ステップ3: 抽象ファクトリーを定義する

次に、家具を生成するための抽象ファクトリークラスを定義します。

# 抽象ファクトリークラス
class AbstractFurnitureFactory(ABC):
    @abstractmethod
    def create_table(self) -> AbstractTable:
        pass

    @abstractmethod
    def create_chair(self) -> AbstractChair:
        pass

ステップ4: 具体的なファクトリーを定義する

現代的な家具とヴィンテージ家具を生成する具体的なファクトリーを実装します。

# 現代的な家具ファクトリー
class ModernFurnitureFactory(AbstractFurnitureFactory):
    def create_table(self) -> AbstractTable:
        return ModernTable()

    def create_chair(self) -> AbstractChair:
        return ModernChair()

# ヴィンテージ家具ファクトリー
class VintageFurnitureFactory(AbstractFurnitureFactory):
    def create_table(self) -> AbstractTable:
        return VintageTable()

    def create_chair(self) -> AbstractChair:
        return VintageChair()

ステップ5: クライアントコード

最後に、クライアントコードを実装し、抽象ファクトリーパターンを使用してオブジェクトを生成します。

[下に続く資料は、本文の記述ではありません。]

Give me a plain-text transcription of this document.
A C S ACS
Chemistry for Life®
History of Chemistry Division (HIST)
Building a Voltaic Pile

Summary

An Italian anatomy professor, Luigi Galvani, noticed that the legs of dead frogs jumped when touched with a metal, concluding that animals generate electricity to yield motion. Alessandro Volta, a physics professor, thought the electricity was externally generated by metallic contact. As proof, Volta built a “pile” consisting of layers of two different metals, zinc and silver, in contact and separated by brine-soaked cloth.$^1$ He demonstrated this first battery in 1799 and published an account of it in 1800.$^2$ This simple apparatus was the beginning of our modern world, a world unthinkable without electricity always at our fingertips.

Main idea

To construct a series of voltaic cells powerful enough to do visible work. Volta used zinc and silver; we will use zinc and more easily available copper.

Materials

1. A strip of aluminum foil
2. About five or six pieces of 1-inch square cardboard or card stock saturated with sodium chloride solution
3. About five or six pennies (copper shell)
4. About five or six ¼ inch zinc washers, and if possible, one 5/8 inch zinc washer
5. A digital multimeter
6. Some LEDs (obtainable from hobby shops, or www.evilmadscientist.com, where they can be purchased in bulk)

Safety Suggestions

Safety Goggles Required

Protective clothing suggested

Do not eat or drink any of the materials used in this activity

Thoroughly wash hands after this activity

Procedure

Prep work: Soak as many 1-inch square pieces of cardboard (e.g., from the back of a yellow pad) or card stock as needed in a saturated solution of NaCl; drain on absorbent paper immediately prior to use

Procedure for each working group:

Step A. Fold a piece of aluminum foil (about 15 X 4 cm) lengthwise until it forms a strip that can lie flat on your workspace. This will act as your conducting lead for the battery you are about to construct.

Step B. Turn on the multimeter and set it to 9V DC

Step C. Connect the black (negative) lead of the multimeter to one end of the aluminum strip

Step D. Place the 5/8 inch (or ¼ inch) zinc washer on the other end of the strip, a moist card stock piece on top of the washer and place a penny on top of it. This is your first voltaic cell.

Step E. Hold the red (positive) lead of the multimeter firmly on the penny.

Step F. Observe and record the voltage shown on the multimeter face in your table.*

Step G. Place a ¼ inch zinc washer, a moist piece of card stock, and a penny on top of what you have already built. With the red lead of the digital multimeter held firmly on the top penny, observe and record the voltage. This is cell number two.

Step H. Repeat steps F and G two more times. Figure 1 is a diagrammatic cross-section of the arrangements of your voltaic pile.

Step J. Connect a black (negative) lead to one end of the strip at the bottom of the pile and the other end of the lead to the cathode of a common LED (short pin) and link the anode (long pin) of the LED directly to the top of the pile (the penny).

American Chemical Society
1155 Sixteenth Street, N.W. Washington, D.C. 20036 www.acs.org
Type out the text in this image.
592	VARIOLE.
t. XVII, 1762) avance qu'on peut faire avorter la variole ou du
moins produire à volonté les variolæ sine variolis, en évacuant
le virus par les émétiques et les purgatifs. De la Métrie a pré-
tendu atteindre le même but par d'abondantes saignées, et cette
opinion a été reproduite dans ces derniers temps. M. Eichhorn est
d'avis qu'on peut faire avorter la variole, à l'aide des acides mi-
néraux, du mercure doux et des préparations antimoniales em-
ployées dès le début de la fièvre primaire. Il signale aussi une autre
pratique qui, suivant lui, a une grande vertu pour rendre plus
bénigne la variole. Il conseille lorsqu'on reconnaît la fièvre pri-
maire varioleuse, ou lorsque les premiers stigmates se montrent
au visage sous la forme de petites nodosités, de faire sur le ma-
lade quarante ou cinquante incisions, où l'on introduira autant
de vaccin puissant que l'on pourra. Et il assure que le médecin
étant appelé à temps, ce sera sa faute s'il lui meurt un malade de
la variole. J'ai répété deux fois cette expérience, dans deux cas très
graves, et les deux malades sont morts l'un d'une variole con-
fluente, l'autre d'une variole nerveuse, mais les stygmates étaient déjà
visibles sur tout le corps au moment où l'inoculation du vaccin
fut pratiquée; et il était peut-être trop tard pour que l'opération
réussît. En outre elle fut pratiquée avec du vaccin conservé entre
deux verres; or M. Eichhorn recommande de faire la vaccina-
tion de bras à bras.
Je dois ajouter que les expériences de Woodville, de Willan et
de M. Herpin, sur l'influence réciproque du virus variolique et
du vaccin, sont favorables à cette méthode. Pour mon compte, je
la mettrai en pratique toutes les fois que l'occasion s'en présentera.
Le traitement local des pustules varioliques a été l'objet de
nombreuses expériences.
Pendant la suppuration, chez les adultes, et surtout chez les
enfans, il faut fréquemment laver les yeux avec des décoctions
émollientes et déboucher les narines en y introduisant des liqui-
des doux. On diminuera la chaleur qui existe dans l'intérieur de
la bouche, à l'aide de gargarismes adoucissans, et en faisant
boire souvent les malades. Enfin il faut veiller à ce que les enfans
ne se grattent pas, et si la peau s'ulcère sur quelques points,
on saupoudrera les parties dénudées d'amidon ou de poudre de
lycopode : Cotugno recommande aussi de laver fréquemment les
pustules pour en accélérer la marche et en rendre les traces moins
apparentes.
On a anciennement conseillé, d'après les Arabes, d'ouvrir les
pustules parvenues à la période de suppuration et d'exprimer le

def client_code(factory: AbstractFurnitureFactory):
    table = factory.create_table()
    chair = factory.create_chair()

    print(table.describe())
    print(chair.describe())

# 現代的な家具を使う
modern_factory = ModernFurnitureFactory()
client_code(modern_factory)

# ヴィンテージ家具を使う
vintage_factory = VintageFurnitureFactory()
client_code(vintage_factory)

コード解説

  1. 抽象製品クラス: AbstractTableAbstractChair が家具のインターフェースを定義します。これにより、具体的な家具クラスはこのインターフェースに従って実装されます。

  2. 具体的な製品クラス: ModernTableModernChairVintageTableVintageChair がそれぞれの具体的な家具の実装を提供します。

  3. 抽象ファクトリークラス: AbstractFurnitureFactory が家具を生成するためのインターフェースを定義します。

  4. 具体的なファクトリークラス: ModernFurnitureFactoryVintageFurnitureFactory がそれぞれの家具の具体的なインスタンスを生成します。

  5. クライアントコード: client_code 関数は、ファクトリーを通じて家具を生成し、それらの説明を出力します。

このように、抽象ファクトリーパターンを利用することで、クライアントコードは具体的な家具クラスに依存せず、異なるファミリーの家具を柔軟に生成することができるのです。